Mit „Wohl bekomms, die Herren“, begrüßte der Wirt des Restaurants „Zum Markgrafen“ an der Markgrafen-, Ecke Louisenstraße1 die vier Honoratioren hiesiger Neustädter Schulen im kleinen Vereinszimmer und stellte jedem ein Bier nebst Korn an dessen Platz. Letzteres Gesöff erhoben die angesprochenen, dankten dem Herrgott, dem König, dem Wirt und prosteten sich zu.
Kräftige Schlucke der kühlen Blonden spülten das jeweilige Körnchen hinunter. Genüssliche Aaahs und wohlige Seufzer zeugten von größter Zufriedenheit am Tisch an diesem recht trüben Freitag der letzten Aprilwoche des Jahres 1902.
Doch diese Zufriedenheit währte nicht lange.
Professor Wiechert, Chemielehrer an der Dreikönigsschule2, die seit 1895 das erste Reformrealgymnasiums Sachsens an der Arnimstraße 173 war und zu den bedeutendsten Gymnasien in Deutschland zählte, begann sich im Gesicht zu röten. „Meine Herren, es gibt ein Problem, dessen Lösung keinerlei Aufschub duldet.“ Alle schauten ihn an. „Ich rede von den üblen liberalen Machenschaften in unserem Sportunterricht.“4
Die Kehrseite der Moderne
Das war den anderen drei in der wöchentlichen Stammtischrunde unverständlich, zumal sie wenig mit der Körperertüchtigung der Schüler zu tun hatten. Professor Meyer vom Königlichen Gymnasium an der Holzhofgasse 25 unterrichtete Latein und Altgriechisch. Direktor Dr. Krause von der 22. Bezirksschule an der Louisenstraße 422, seines Zeichens Deutschlehrer, verstand nicht, was der Chemieprofessor von der Dreikönigsschule damit meinte, ebenso Herr Dr. Licht, auch als Deutschlehrer, aber an der benachbarten 5. Bürgerschule2 in der Markgrafenstraße 35 tätig.

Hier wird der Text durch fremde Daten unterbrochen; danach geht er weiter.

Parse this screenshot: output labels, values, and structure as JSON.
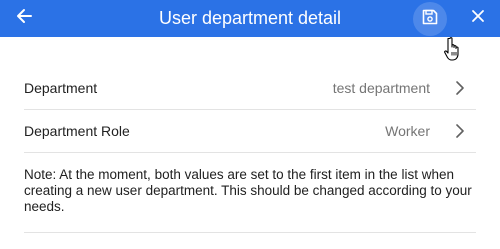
{
  "header": {
    "title": "User department detail",
    "background_color": "#2b72e6",
    "back_icon": "arrow-left-icon",
    "save_icon": "floppy-disk-icon",
    "close_icon": "close-icon"
  },
  "fields": [
    {
      "label": "Department",
      "value": "test department",
      "icon": "chevron-right-icon"
    },
    {
      "label": "Department Role",
      "value": "Worker",
      "icon": "chevron-right-icon"
    }
  ],
  "note": "Note: At the moment, both values are set to the first item in the list when creating a new user department. This should be changed according to your needs."
}
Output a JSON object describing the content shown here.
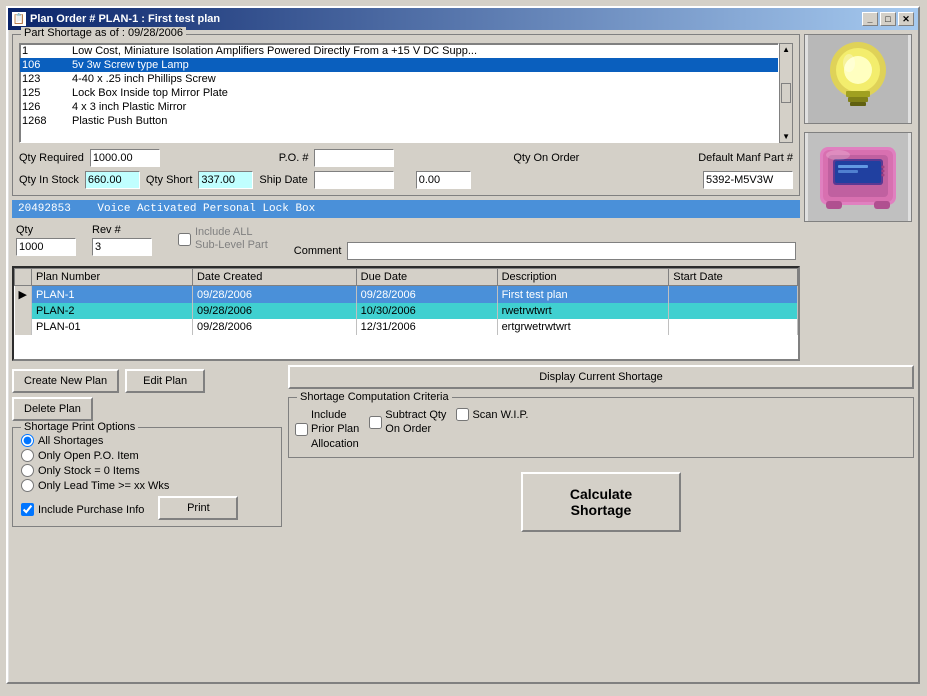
{
  "window": {
    "title": "Plan Order # PLAN-1 : First test plan",
    "icon": "📋"
  },
  "title_buttons": {
    "minimize": "_",
    "maximize": "□",
    "close": "✕"
  },
  "part_shortage": {
    "group_label": "Part Shortage as of : 09/28/2006",
    "parts": [
      {
        "num": "1",
        "desc": "Low Cost, Miniature Isolation Amplifiers Powered Directly From a +15 V DC Supp..."
      },
      {
        "num": "106",
        "desc": "5v 3w Screw type Lamp"
      },
      {
        "num": "123",
        "desc": "4-40 x .25 inch Phillips Screw"
      },
      {
        "num": "125",
        "desc": "Lock Box Inside top Mirror Plate"
      },
      {
        "num": "126",
        "desc": "4 x 3 inch Plastic Mirror"
      },
      {
        "num": "1268",
        "desc": "Plastic Push Button"
      }
    ],
    "selected_index": 1
  },
  "qty_section": {
    "qty_required_label": "Qty Required",
    "qty_required_value": "1000.00",
    "qty_in_stock_label": "Qty In Stock",
    "qty_in_stock_value": "660.00",
    "qty_short_label": "Qty Short",
    "qty_short_value": "337.00",
    "po_label": "P.O. #",
    "po_value": "",
    "ship_date_label": "Ship Date",
    "ship_date_value": "",
    "qty_on_order_label": "Qty On Order",
    "qty_on_order_value": "0.00",
    "default_manf_label": "Default Manf Part #",
    "default_manf_value": "5392-M5V3W"
  },
  "detail_bar": {
    "part_number": "20492853",
    "description": "Voice Activated Personal  Lock Box"
  },
  "order_section": {
    "qty_label": "Qty",
    "qty_value": "1000",
    "rev_label": "Rev #",
    "rev_value": "3",
    "include_all_label": "Include ALL",
    "sub_level_label": "Sub-Level Part",
    "comment_label": "Comment"
  },
  "plan_table": {
    "columns": [
      "",
      "Plan Number",
      "Date Created",
      "Due Date",
      "Description",
      "Start Date"
    ],
    "rows": [
      {
        "arrow": "▶",
        "plan_number": "PLAN-1",
        "date_created": "09/28/2006",
        "due_date": "09/28/2006",
        "description": "First test plan",
        "start_date": "",
        "style": "selected1"
      },
      {
        "arrow": "",
        "plan_number": "PLAN-2",
        "date_created": "09/28/2006",
        "due_date": "10/30/2006",
        "description": "rwetrwtwrt",
        "start_date": "",
        "style": "selected2"
      },
      {
        "arrow": "",
        "plan_number": "PLAN-01",
        "date_created": "09/28/2006",
        "due_date": "12/31/2006",
        "description": "ertgrwetrwtwrt",
        "start_date": "",
        "style": "current"
      }
    ]
  },
  "buttons": {
    "create_new_plan": "Create New  Plan",
    "edit_plan": "Edit Plan",
    "delete_plan": "Delete Plan",
    "display_current_shortage": "Display Current Shortage",
    "calculate_shortage": "Calculate\nShortage",
    "print": "Print"
  },
  "shortage_criteria": {
    "group_label": "Shortage Computation Criteria",
    "include_prior_label": "Include\nPrior Plan\nAllocation",
    "subtract_qty_label": "Subtract Qty\nOn Order",
    "scan_wip_label": "Scan W.I.P.",
    "include_prior_checked": false,
    "subtract_qty_checked": false,
    "scan_wip_checked": false
  },
  "print_options": {
    "group_label": "Shortage Print Options",
    "options": [
      {
        "id": "all",
        "label": "All Shortages",
        "selected": true
      },
      {
        "id": "open_po",
        "label": "Only Open P.O. Item",
        "selected": false
      },
      {
        "id": "stock_zero",
        "label": "Only Stock = 0  Items",
        "selected": false
      },
      {
        "id": "lead_time",
        "label": "Only Lead Time >= xx Wks",
        "selected": false
      }
    ],
    "include_purchase_label": "Include Purchase Info",
    "include_purchase_checked": true
  }
}
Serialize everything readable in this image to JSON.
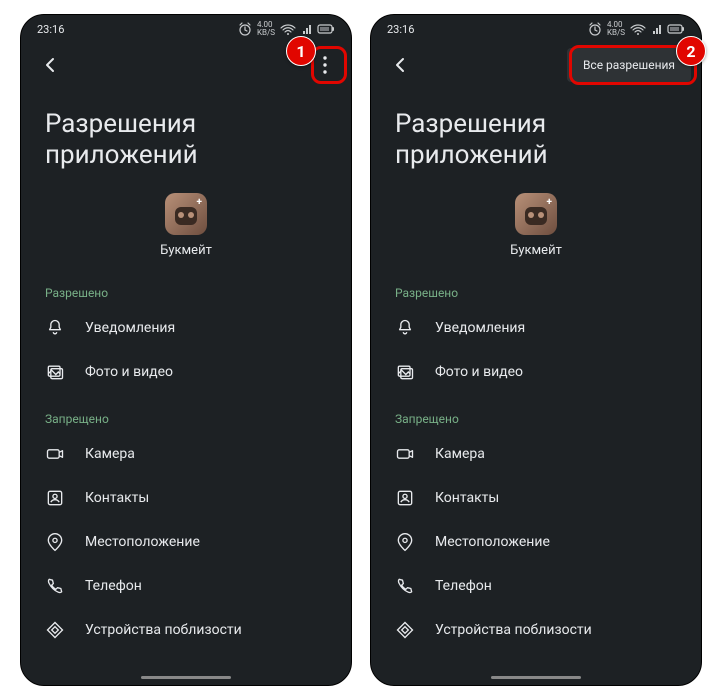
{
  "time": "23:16",
  "title": "Разрешения приложений",
  "app_name": "Букмейт",
  "menu_item": "Все разрешения",
  "allowed_label": "Разрешено",
  "denied_label": "Запрещено",
  "badges": {
    "one": "1",
    "two": "2"
  },
  "allowed": [
    {
      "icon": "bell",
      "label": "Уведомления"
    },
    {
      "icon": "photo",
      "label": "Фото и видео"
    }
  ],
  "denied": [
    {
      "icon": "camera",
      "label": "Камера"
    },
    {
      "icon": "contacts",
      "label": "Контакты"
    },
    {
      "icon": "location",
      "label": "Местоположение"
    },
    {
      "icon": "phone",
      "label": "Телефон"
    },
    {
      "icon": "nearby",
      "label": "Устройства поблизости"
    }
  ]
}
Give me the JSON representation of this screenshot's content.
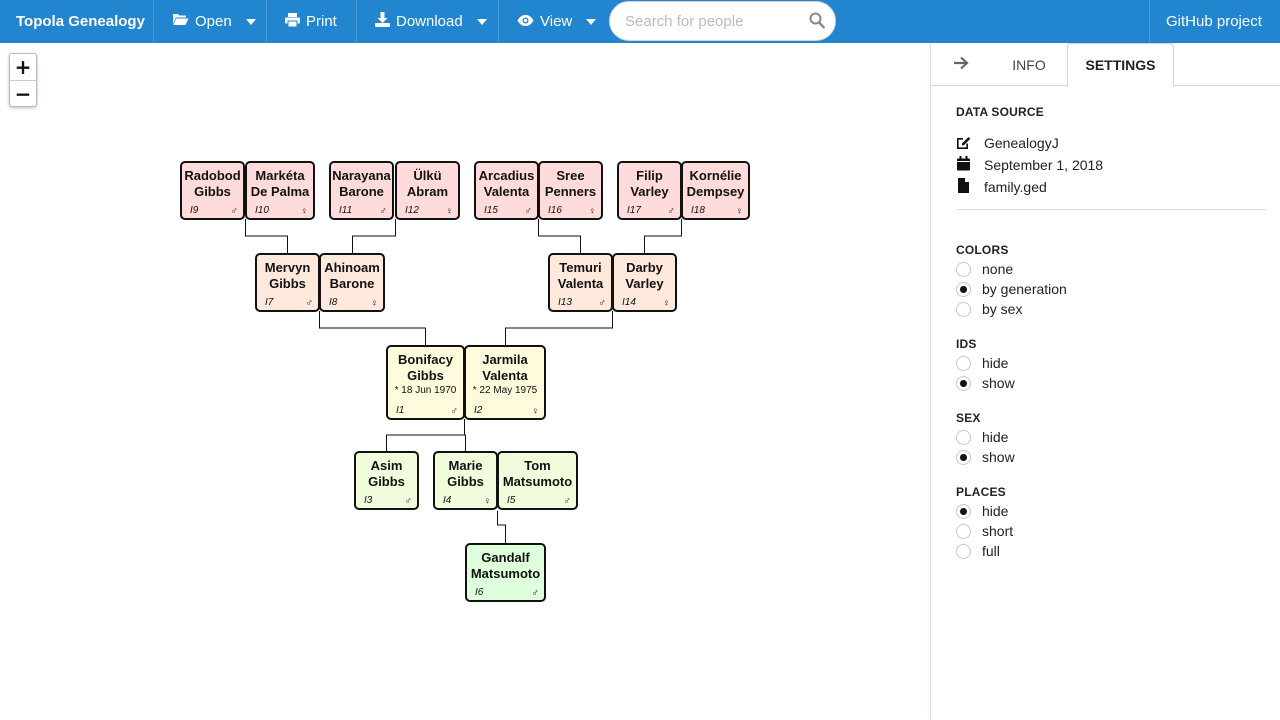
{
  "topbar": {
    "brand": "Topola Genealogy",
    "open_label": "Open",
    "print_label": "Print",
    "download_label": "Download",
    "view_label": "View",
    "search_placeholder": "Search for people",
    "github_label": "GitHub project"
  },
  "zoom": {
    "in_label": "+",
    "out_label": "−"
  },
  "people": {
    "p9": {
      "name1": "Radobod",
      "name2": "Gibbs",
      "id": "I9",
      "sex": "♂"
    },
    "p10": {
      "name1": "Markéta",
      "name2": "De Palma",
      "id": "I10",
      "sex": "♀"
    },
    "p11": {
      "name1": "Narayana",
      "name2": "Barone",
      "id": "I11",
      "sex": "♂"
    },
    "p12": {
      "name1": "Ülkü",
      "name2": "Abram",
      "id": "I12",
      "sex": "♀"
    },
    "p15": {
      "name1": "Arcadius",
      "name2": "Valenta",
      "id": "I15",
      "sex": "♂"
    },
    "p16": {
      "name1": "Sree",
      "name2": "Penners",
      "id": "I16",
      "sex": "♀"
    },
    "p17": {
      "name1": "Filip",
      "name2": "Varley",
      "id": "I17",
      "sex": "♂"
    },
    "p18": {
      "name1": "Kornélie",
      "name2": "Dempsey",
      "id": "I18",
      "sex": "♀"
    },
    "p7": {
      "name1": "Mervyn",
      "name2": "Gibbs",
      "id": "I7",
      "sex": "♂"
    },
    "p8": {
      "name1": "Ahinoam",
      "name2": "Barone",
      "id": "I8",
      "sex": "♀"
    },
    "p13": {
      "name1": "Temuri",
      "name2": "Valenta",
      "id": "I13",
      "sex": "♂"
    },
    "p14": {
      "name1": "Darby",
      "name2": "Varley",
      "id": "I14",
      "sex": "♀"
    },
    "p1": {
      "name1": "Bonifacy",
      "name2": "Gibbs",
      "birth": "* 18 Jun 1970",
      "id": "I1",
      "sex": "♂"
    },
    "p2": {
      "name1": "Jarmila",
      "name2": "Valenta",
      "birth": "* 22 May 1975",
      "id": "I2",
      "sex": "♀"
    },
    "p3": {
      "name1": "Asim",
      "name2": "Gibbs",
      "id": "I3",
      "sex": "♂"
    },
    "p4": {
      "name1": "Marie",
      "name2": "Gibbs",
      "id": "I4",
      "sex": "♀"
    },
    "p5": {
      "name1": "Tom",
      "name2": "Matsumoto",
      "id": "I5",
      "sex": "♂"
    },
    "p6": {
      "name1": "Gandalf",
      "name2": "Matsumoto",
      "id": "I6",
      "sex": "♂"
    }
  },
  "panel": {
    "tabs": {
      "info": "INFO",
      "settings": "SETTINGS"
    },
    "data_source": {
      "heading": "DATA SOURCE",
      "author": "GenealogyJ",
      "date": "September 1, 2018",
      "file": "family.ged"
    },
    "colors": {
      "heading": "COLORS",
      "options": [
        "none",
        "by generation",
        "by sex"
      ],
      "selected": "by generation"
    },
    "ids": {
      "heading": "IDS",
      "options": [
        "hide",
        "show"
      ],
      "selected": "show"
    },
    "sex": {
      "heading": "SEX",
      "options": [
        "hide",
        "show"
      ],
      "selected": "show"
    },
    "places": {
      "heading": "PLACES",
      "options": [
        "hide",
        "short",
        "full"
      ],
      "selected": "hide"
    }
  }
}
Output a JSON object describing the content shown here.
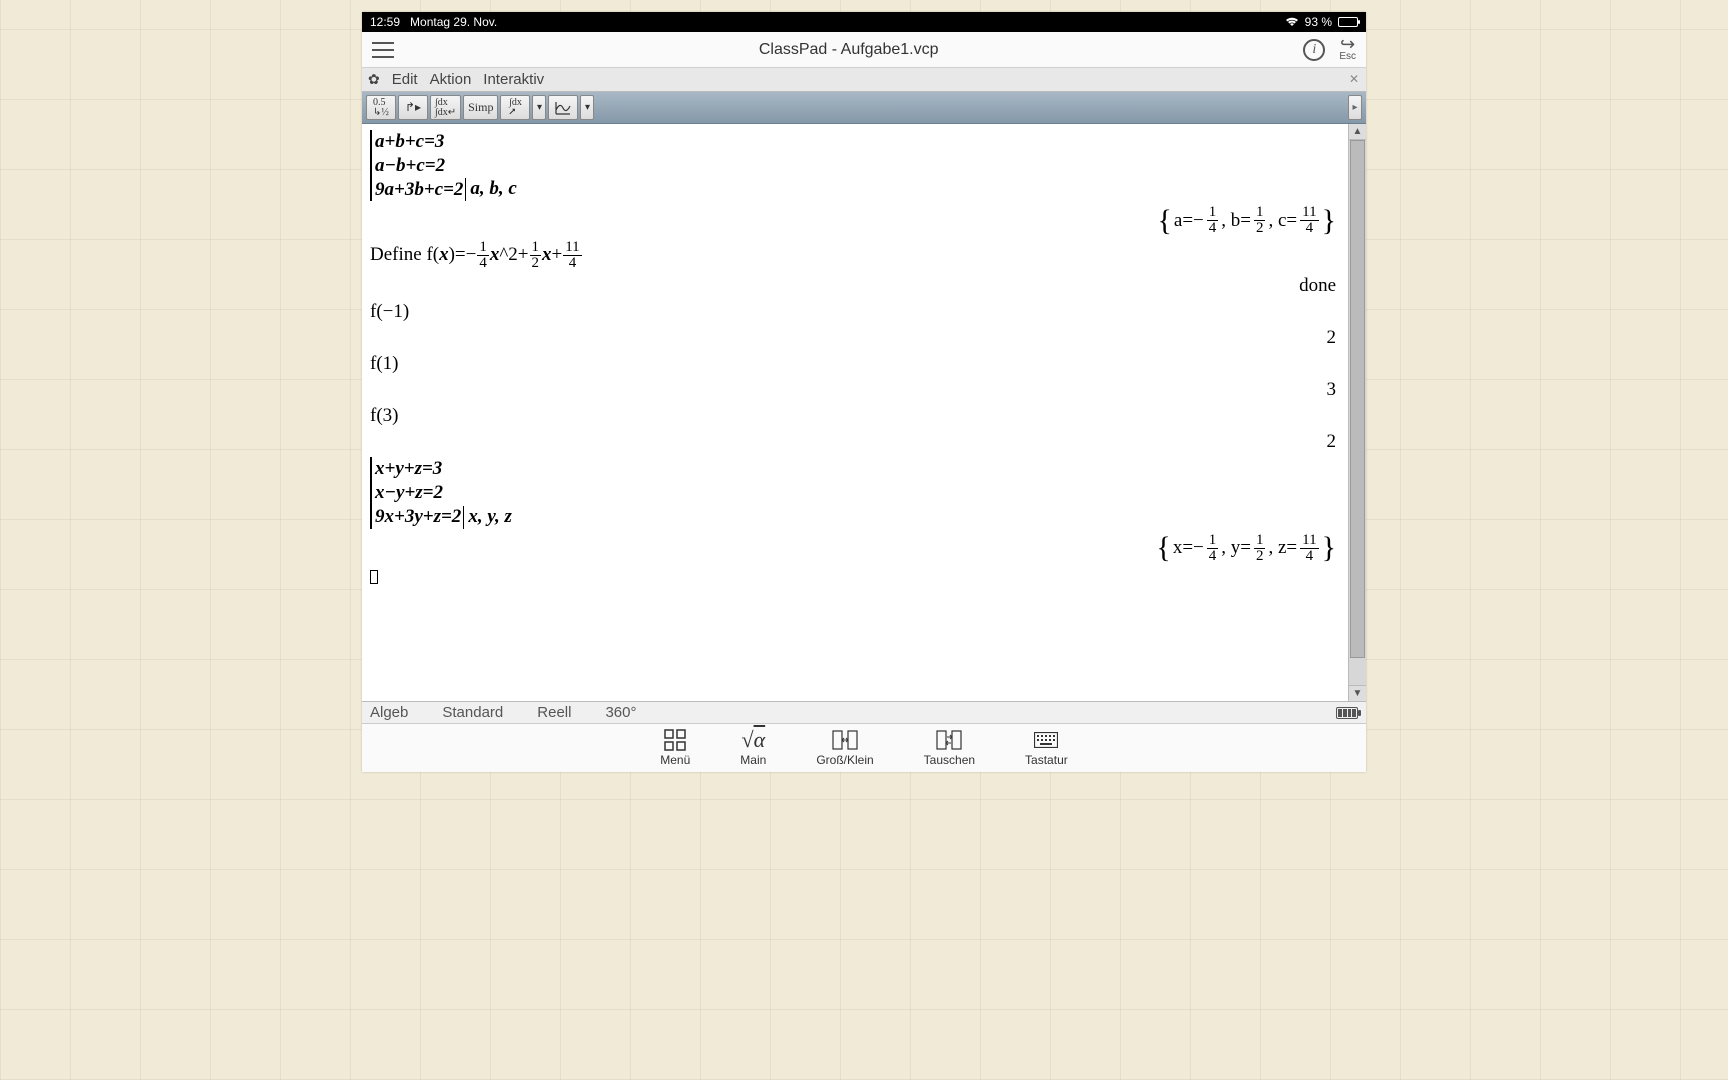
{
  "status": {
    "time": "12:59",
    "date": "Montag 29. Nov.",
    "battery_pct": "93 %"
  },
  "app": {
    "title": "ClassPad - Aufgabe1.vcp",
    "esc_label": "Esc"
  },
  "menu": {
    "edit": "Edit",
    "aktion": "Aktion",
    "interaktiv": "Interaktiv"
  },
  "toolbar": {
    "btn1": "0.5↳1½",
    "btn2": "↱▶",
    "btn3": "∫dx↵",
    "simp": "Simp",
    "btn5": "∫dx⬈"
  },
  "cas": {
    "sys1": {
      "e1": "a+b+c=3",
      "e2": "a−b+c=2",
      "e3": "9a+3b+c=2",
      "vars": "a, b, c"
    },
    "sol1": {
      "a_eq": "a=−",
      "a_num": "1",
      "a_den": "4",
      "b_eq": ", b=",
      "b_num": "1",
      "b_den": "2",
      "c_eq": ", c=",
      "c_num": "11",
      "c_den": "4"
    },
    "define_pre": "Define  f(",
    "define_x": "x",
    "define_mid1": ")=−",
    "def_f1n": "1",
    "def_f1d": "4",
    "define_xsq_pre": "",
    "define_x2": "x",
    "define_xsq_post": "^2+",
    "def_f2n": "1",
    "def_f2d": "2",
    "define_x3": "x",
    "define_plus": "+",
    "def_f3n": "11",
    "def_f3d": "4",
    "done": "done",
    "fneg1": "f(−1)",
    "rneg1": "2",
    "f1": "f(1)",
    "r1": "3",
    "f3": "f(3)",
    "r3": "2",
    "sys2": {
      "e1": "x+y+z=3",
      "e2": "x−y+z=2",
      "e3": "9x+3y+z=2",
      "vars": "x, y, z"
    },
    "sol2": {
      "x_eq": "x=−",
      "x_num": "1",
      "x_den": "4",
      "y_eq": ", y=",
      "y_num": "1",
      "y_den": "2",
      "z_eq": ", z=",
      "z_num": "11",
      "z_den": "4"
    }
  },
  "status2": {
    "mode": "Algeb",
    "fmt": "Standard",
    "num": "Reell",
    "ang": "360°"
  },
  "dock": {
    "menu": "Menü",
    "main": "Main",
    "gross": "Groß/Klein",
    "tauschen": "Tauschen",
    "tastatur": "Tastatur"
  }
}
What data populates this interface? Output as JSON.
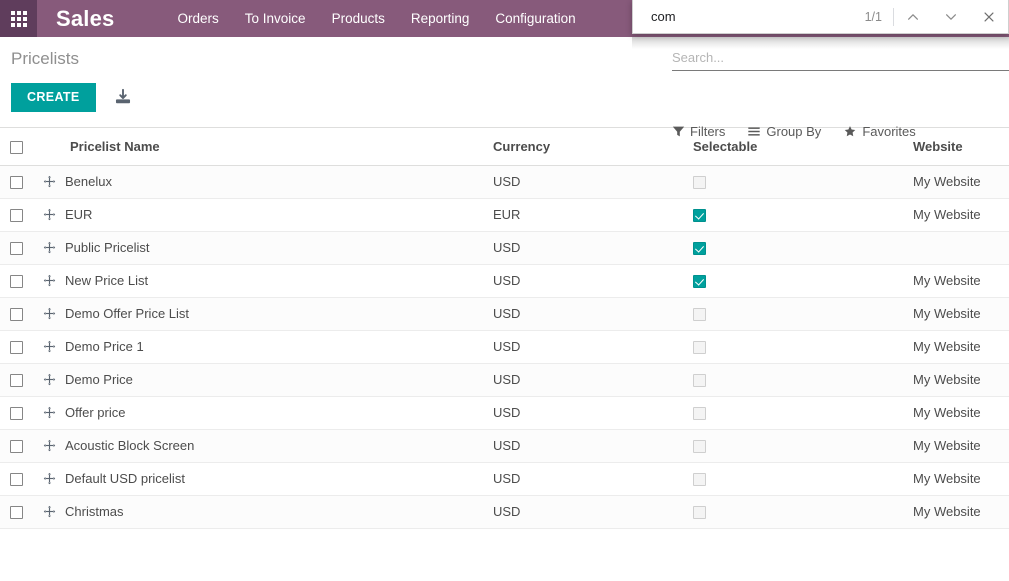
{
  "navbar": {
    "apps_icon": "apps-grid-icon",
    "brand": "Sales",
    "menu": [
      {
        "label": "Orders"
      },
      {
        "label": "To Invoice"
      },
      {
        "label": "Products"
      },
      {
        "label": "Reporting"
      },
      {
        "label": "Configuration"
      }
    ],
    "background_color": "#875a7b",
    "apps_button_color": "#5f3d5c"
  },
  "findbar": {
    "query": "com",
    "match_count": "1/1",
    "prev_icon": "chevron-up-icon",
    "next_icon": "chevron-down-icon",
    "close_icon": "close-icon"
  },
  "control_panel": {
    "title": "Pricelists",
    "create_label": "CREATE",
    "create_color": "#00a09d",
    "import_icon": "import-icon",
    "search": {
      "value": "",
      "placeholder": "Search..."
    },
    "filters": [
      {
        "label": "Filters",
        "icon": "funnel-icon"
      },
      {
        "label": "Group By",
        "icon": "list-icon"
      },
      {
        "label": "Favorites",
        "icon": "star-icon"
      }
    ]
  },
  "list": {
    "columns": [
      {
        "key": "name",
        "label": "Pricelist Name"
      },
      {
        "key": "currency",
        "label": "Currency"
      },
      {
        "key": "selectable",
        "label": "Selectable"
      },
      {
        "key": "website",
        "label": "Website"
      }
    ],
    "rows": [
      {
        "name": "Benelux",
        "currency": "USD",
        "selectable": false,
        "website": "My Website"
      },
      {
        "name": "EUR",
        "currency": "EUR",
        "selectable": true,
        "website": "My Website"
      },
      {
        "name": "Public Pricelist",
        "currency": "USD",
        "selectable": true,
        "website": ""
      },
      {
        "name": "New Price List",
        "currency": "USD",
        "selectable": true,
        "website": "My Website"
      },
      {
        "name": "Demo Offer Price List",
        "currency": "USD",
        "selectable": false,
        "website": "My Website"
      },
      {
        "name": "Demo Price 1",
        "currency": "USD",
        "selectable": false,
        "website": "My Website"
      },
      {
        "name": "Demo Price",
        "currency": "USD",
        "selectable": false,
        "website": "My Website"
      },
      {
        "name": "Offer price",
        "currency": "USD",
        "selectable": false,
        "website": "My Website"
      },
      {
        "name": "Acoustic Block Screen",
        "currency": "USD",
        "selectable": false,
        "website": "My Website"
      },
      {
        "name": "Default USD pricelist",
        "currency": "USD",
        "selectable": false,
        "website": "My Website"
      },
      {
        "name": "Christmas",
        "currency": "USD",
        "selectable": false,
        "website": "My Website"
      }
    ]
  }
}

„Ich brauche noch einen Korn, um meinen Blutdruck zu senken.“ Der Wirt brachte ihn sogleich. Prof. Wiechert verfolgte innerlich gefühlt dessen Weg in seinen Magen und dann ins Blut. Nach einigen Minuten entspannten sich seine Gesichtszüge und auch die der anderen drei am Tisch, die ihren Primus6 genau beobachteten.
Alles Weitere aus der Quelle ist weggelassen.